Elias Rajczyk <[EMAIL PROTECTED]> writes:
> -----Original Message-----
> From: BHARATHWAJ MUTHUSWAMY [mailto:[EMAIL PROTECTED]]
> Sent: Monday, December 03, 2001 7:26 PM
> To: Elias Rajczyk
> Cc: [EMAIL PROTECTED]
> Subject: RE: Question about LinuxBios
>
> Hi Bharath, attached the two listings. We removed the forced pci memory
> setting so the kernel just finds hda as non-ide. My system is a 440bx with
> compact flash.
> Anyone any hints ?
Hmm. This looks like an enable bit hasn't been set for your ide controller.
I don't remember exactly what that is but...
I would expect to see something like:
Uniform Multi-Platform E-IDE driver Revision: 6.31
ide: Assuming 33MHz system bus speed for PIO modes; override with idebus=xx
PIIX4: IDE controller on PCI bus 00 dev 21
PIIX4: chipset revision 1
PIIX4: not 100% native mode: will probe irqs later
ide0: BM-DMA at 0xd800-0xd807, BIOS settings: hda:DMA, hdb:pio
ide1: BM-DMA at 0xd808-0xd80f, BIOS settings: hdc:DMA, hdd:pio
Having it say you have a non-ide hard disk is linux way of saying,
I don't see it but you are the boss and I'm trusting you...

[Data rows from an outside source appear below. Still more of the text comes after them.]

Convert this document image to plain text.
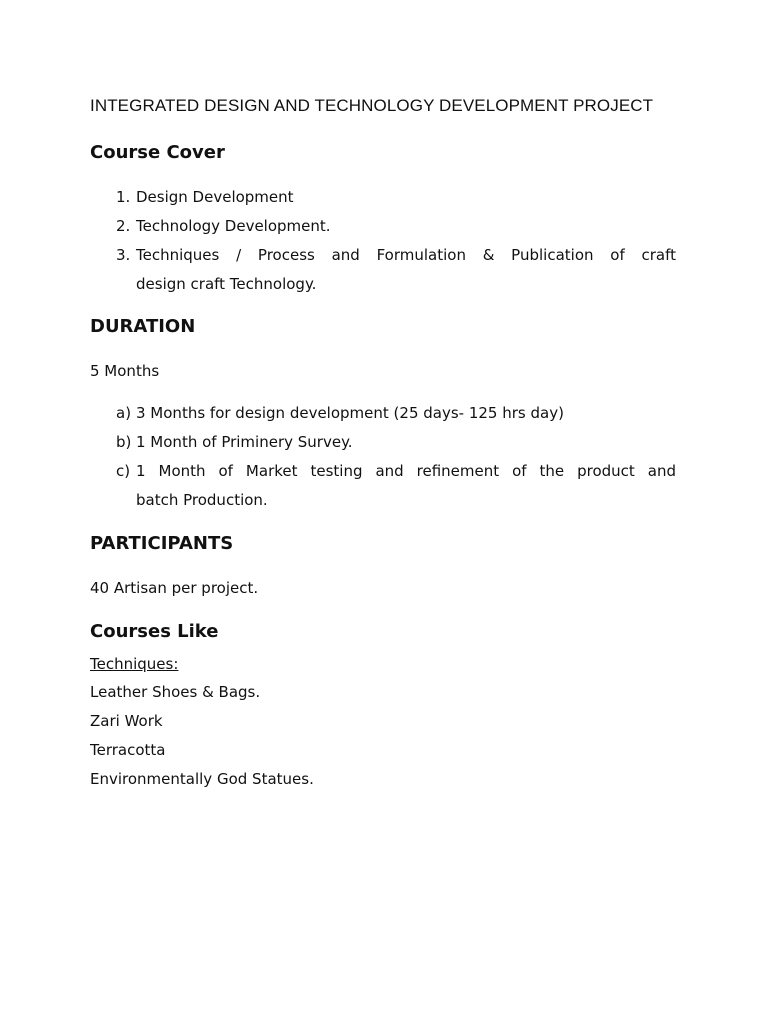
INTEGRATED DESIGN AND TECHNOLOGY DEVELOPMENT PROJECT
Course Cover
1. Design Development
2. Technology Development.
3. Techniques / Process and Formulation & Publication of craft
design craft Technology.
DURATION
5 Months
a) 3 Months for design development (25 days- 125 hrs day)
b) 1 Month of Priminery Survey.
c) 1 Month of Market testing and refinement of the product and
batch Production.
PARTICIPANTS
40 Artisan per project.
Courses Like
Techniques:
Leather Shoes & Bags.
Zari Work
Terracotta
Environmentally God Statues.
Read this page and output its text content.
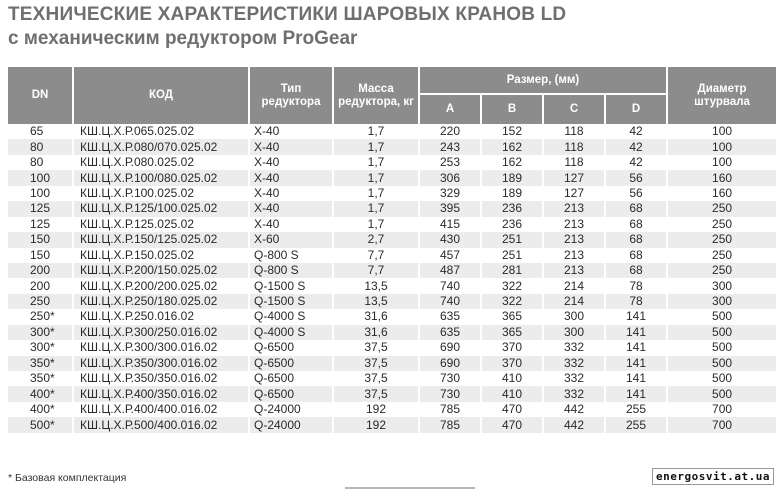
ТЕХНИЧЕСКИЕ ХАРАКТЕРИСТИКИ ШАРОВЫХ КРАНОВ LD
с механическим редуктором ProGear
DN	КОД	Тип редуктора	Масса редуктора, кг	Размер, (мм)				Диаметр штурвала
				A	B	C	D	
65	КШ.Ц.Х.Р.065.025.02	X-40	1,7	220	152	118	42	100
80	КШ.Ц.Х.Р.080/070.025.02	X-40	1,7	243	162	118	42	100
80	КШ.Ц.Х.Р.080.025.02	X-40	1,7	253	162	118	42	100
100	КШ.Ц.Х.Р.100/080.025.02	X-40	1,7	306	189	127	56	160
100	КШ.Ц.Х.Р.100.025.02	X-40	1,7	329	189	127	56	160
125	КШ.Ц.Х.Р.125/100.025.02	X-40	1,7	395	236	213	68	250
125	КШ.Ц.Х.Р.125.025.02	X-40	1,7	415	236	213	68	250
150	КШ.Ц.Х.Р.150/125.025.02	X-60	2,7	430	251	213	68	250
150	КШ.Ц.Х.Р.150.025.02	Q-800 S	7,7	457	251	213	68	250
200	КШ.Ц.Х.Р.200/150.025.02	Q-800 S	7,7	487	281	213	68	250
200	КШ.Ц.Х.Р.200/200.025.02	Q-1500 S	13,5	740	322	214	78	300
250	КШ.Ц.Х.Р.250/180.025.02	Q-1500 S	13,5	740	322	214	78	300
250*	КШ.Ц.Х.Р.250.016.02	Q-4000 S	31,6	635	365	300	141	500
300*	КШ.Ц.Х.Р.300/250.016.02	Q-4000 S	31,6	635	365	300	141	500
300*	КШ.Ц.Х.Р.300/300.016.02	Q-6500	37,5	690	370	332	141	500
350*	КШ.Ц.Х.Р.350/300.016.02	Q-6500	37,5	690	370	332	141	500
350*	КШ.Ц.Х.Р.350/350.016.02	Q-6500	37,5	730	410	332	141	500
400*	КШ.Ц.Х.Р.400/350.016.02	Q-6500	37,5	730	410	332	141	500
400*	КШ.Ц.Х.Р.400/400.016.02	Q-24000	192	785	470	442	255	700
500*	КШ.Ц.Х.Р.500/400.016.02	Q-24000	192	785	470	442	255	700
* Базовая комплектация	energosvit.at.ua
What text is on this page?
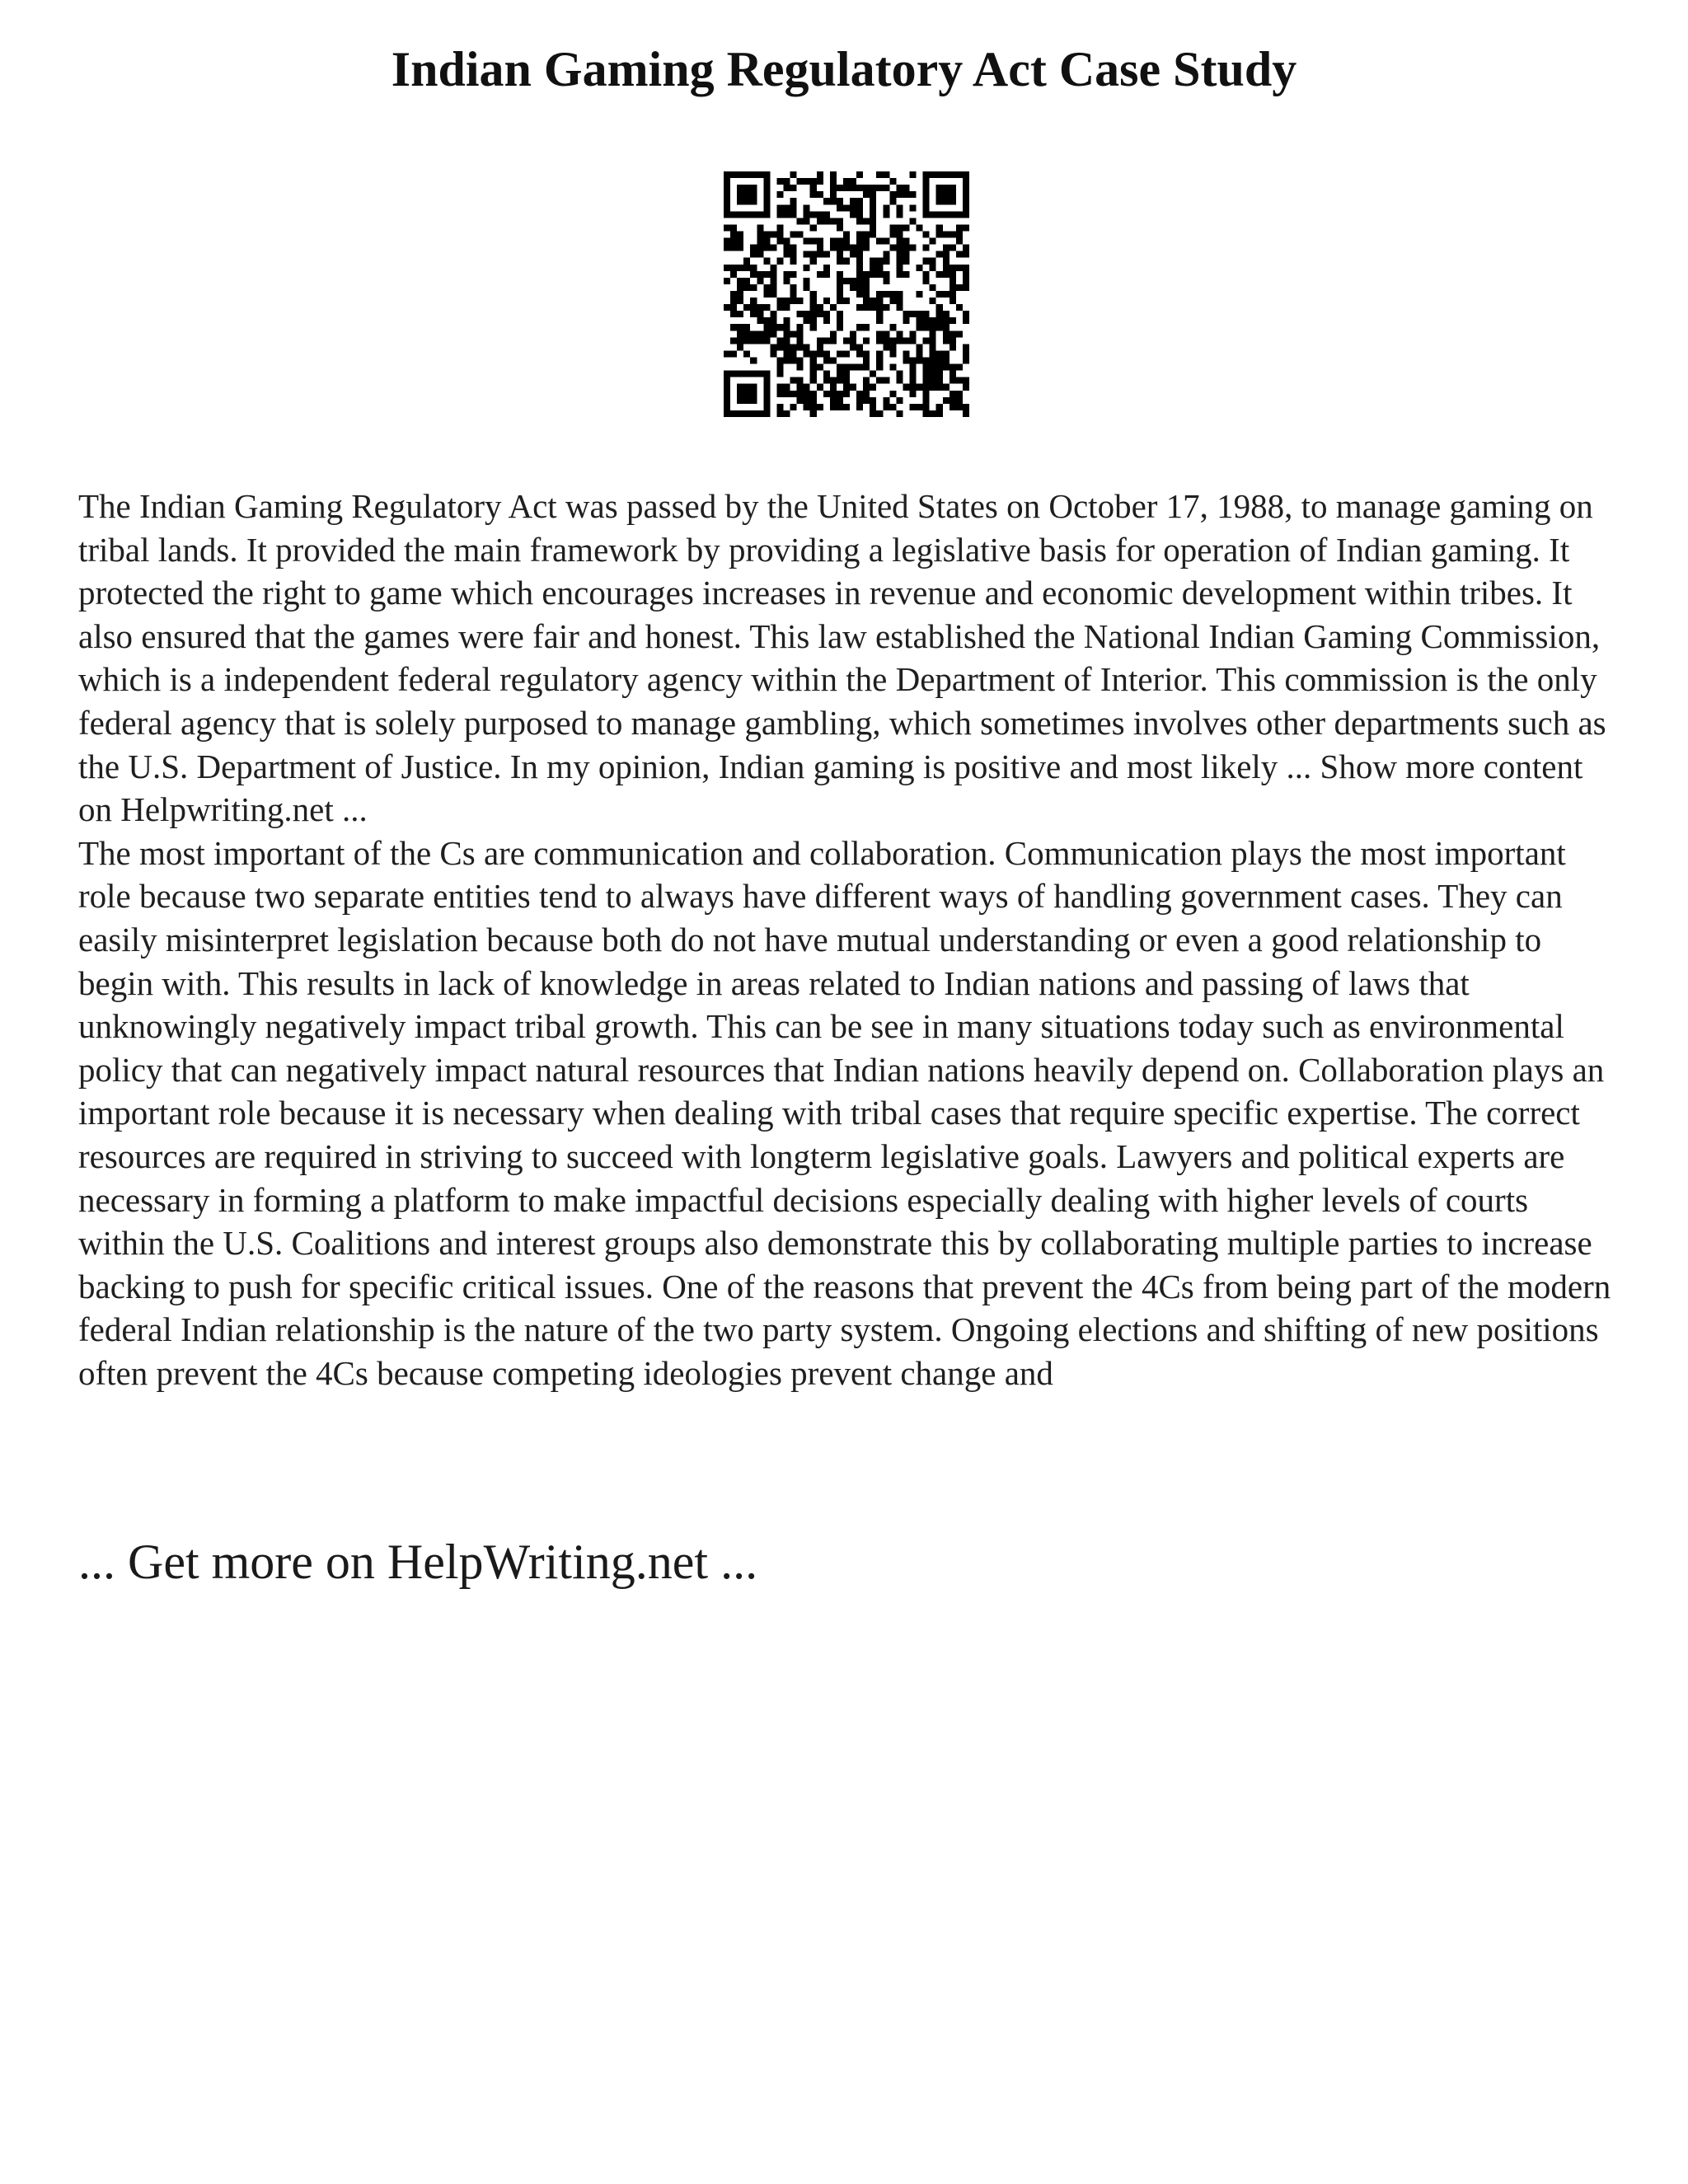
Indian Gaming Regulatory Act Case Study

The Indian Gaming Regulatory Act was passed by the United States on October 17, 1988, to manage gaming on tribal lands. It provided the main framework by providing a legislative basis for operation of Indian gaming. It protected the right to game which encourages increases in revenue and economic development within tribes. It also ensured that the games were fair and honest. This law established the National Indian Gaming Commission, which is a independent federal regulatory agency within the Department of Interior. This commission is the only federal agency that is solely purposed to manage gambling, which sometimes involves other departments such as the U.S. Department of Justice. In my opinion, Indian gaming is positive and most likely ... Show more content on Helpwriting.net ...

The most important of the Cs are communication and collaboration. Communication plays the most important role because two separate entities tend to always have different ways of handling government cases. They can easily misinterpret legislation because both do not have mutual understanding or even a good relationship to begin with. This results in lack of knowledge in areas related to Indian nations and passing of laws that unknowingly negatively impact tribal growth. This can be see in many situations today such as environmental policy that can negatively impact natural resources that Indian nations heavily depend on. Collaboration plays an important role because it is necessary when dealing with tribal cases that require specific expertise. The correct resources are required in striving to succeed with longterm legislative goals. Lawyers and political experts are necessary in forming a platform to make impactful decisions especially dealing with higher levels of courts within the U.S. Coalitions and interest groups also demonstrate this by collaborating multiple parties to increase backing to push for specific critical issues. One of the reasons that prevent the 4Cs from being part of the modern federal Indian relationship is the nature of the two party system. Ongoing elections and shifting of new positions often prevent the 4Cs because competing ideologies prevent change and

... Get more on HelpWriting.net ...
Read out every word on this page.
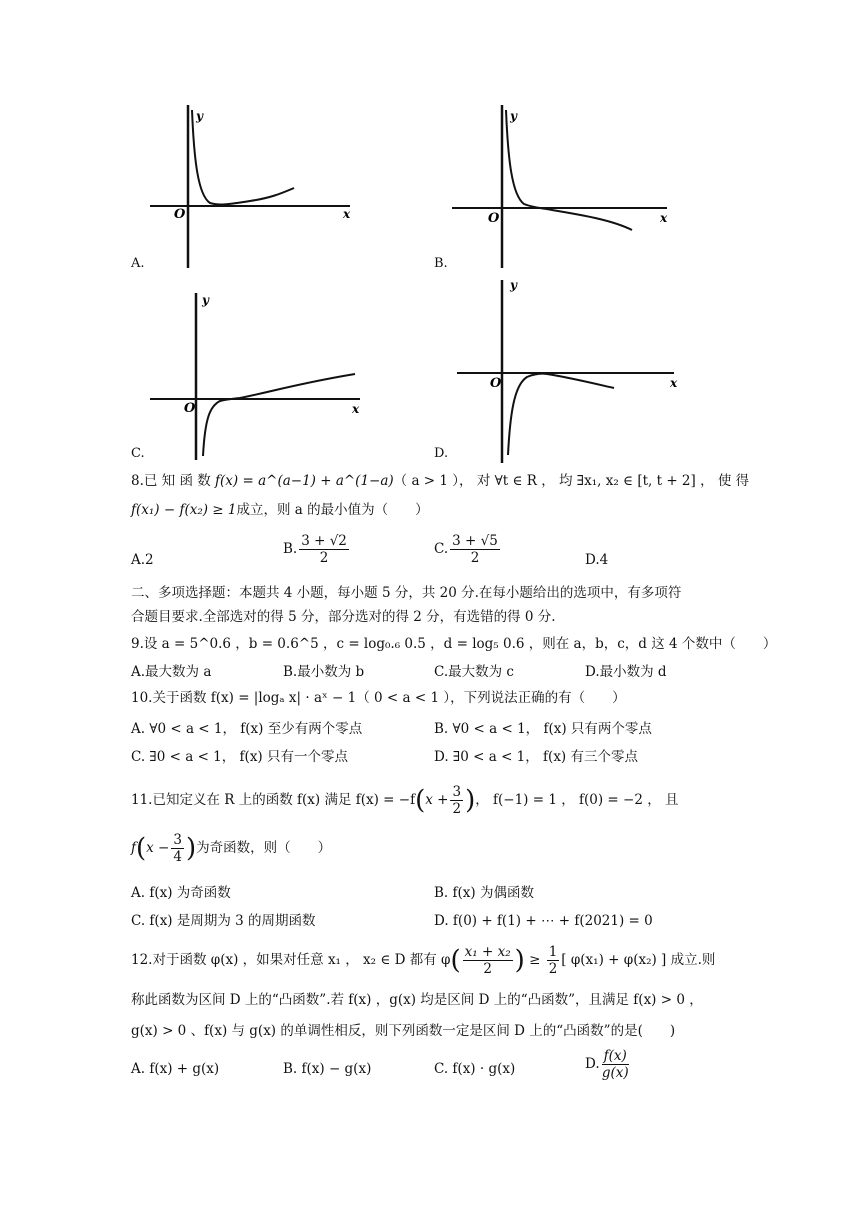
y
x
O
A.
y
x
O
B.
y
x
O
C.
y
x
O
D.
8.已 知 函 数 f(x) = a^(a−1) + a^(1−a)（ a > 1 ）， 对 ∀t ∈ R ， 均 ∃x₁, x₂ ∈ [t, t + 2] ， 使 得
f(x₁) − f(x₂) ≥ 1成立，则 a 的最小值为（　　）
A.2
B. $\frac{3 + √2}{2}$	C. $\frac{3 + √5}{2}$	D.4
二、多项选择题：本题共 4 小题，每小题 5 分，共 20 分.在每小题给出的选项中，有多项符
合题目要求.全部选对的得 5 分，部分选对的得 2 分，有选错的得 0 分.
9.设 a = 5^0.6 ，b = 0.6^5 ，c = log₀.₆ 0.5 ，d = log₅ 0.6 ，则在 a，b，c，d 这 4 个数中（　　）
A.最大数为 a	B.最小数为 b	C.最大数为 c	D.最小数为 d
10.关于函数 f(x) = |logₐ x| · aˣ − 1（ 0 < a < 1 ），下列说法正确的有（　　）
A. ∀0 < a < 1， f(x) 至少有两个零点	B. ∀0 < a < 1， f(x) 只有两个零点
C. ∃0 < a < 1， f(x) 只有一个零点	D. ∃0 < a < 1， f(x) 有三个零点
11.已知定义在 R 上的函数 f(x) 满足 $f(x) = -f(x + \frac{3}{2}$ )， f(−1) = 1 ， f(0) = −2 ， 且
$f(x - \frac{3}{4}$ )为奇函数，则（　　）
A. f(x) 为奇函数	B. f(x) 为偶函数
C. f(x) 是周期为 3 的周期函数	D. f(0) + f(1) + ⋯ + f(2021) = 0
12.对于函数 φ(x) ，如果对任意 x₁ ， x₂ ∈ D 都有 $\varphi( \frac{\text{x₁ + x₂}}{2}$ ) ≥ $\frac{1}{2}$ [ φ(x₁) + φ(x₂) ] 成立.则
称此函数为区间 D 上的“凸函数”.若 f(x) ，g(x) 均是区间 D 上的“凸函数”，且满足 f(x) > 0 ，
g(x) > 0 、f(x) 与 g(x) 的单调性相反，则下列函数一定是区间 D 上的“凸函数”的是(　　)
A. f(x) + g(x)	B. f(x) − g(x)	C. f(x) · g(x)	D. $\frac{f(x)}{g(x)}$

These also are lead to that hunch.
> ALTSTATUS_REG=0xff, STATUS_REG=0xff
> ALTSTATUS_REG=0xff, STATUS_REG=0xff
Unless your boot is very fast you shouldn't need to tell the kernel
anything. With a fast boot you need to tell it something so it waits
for your ide drives. But the reset button also solves that problem.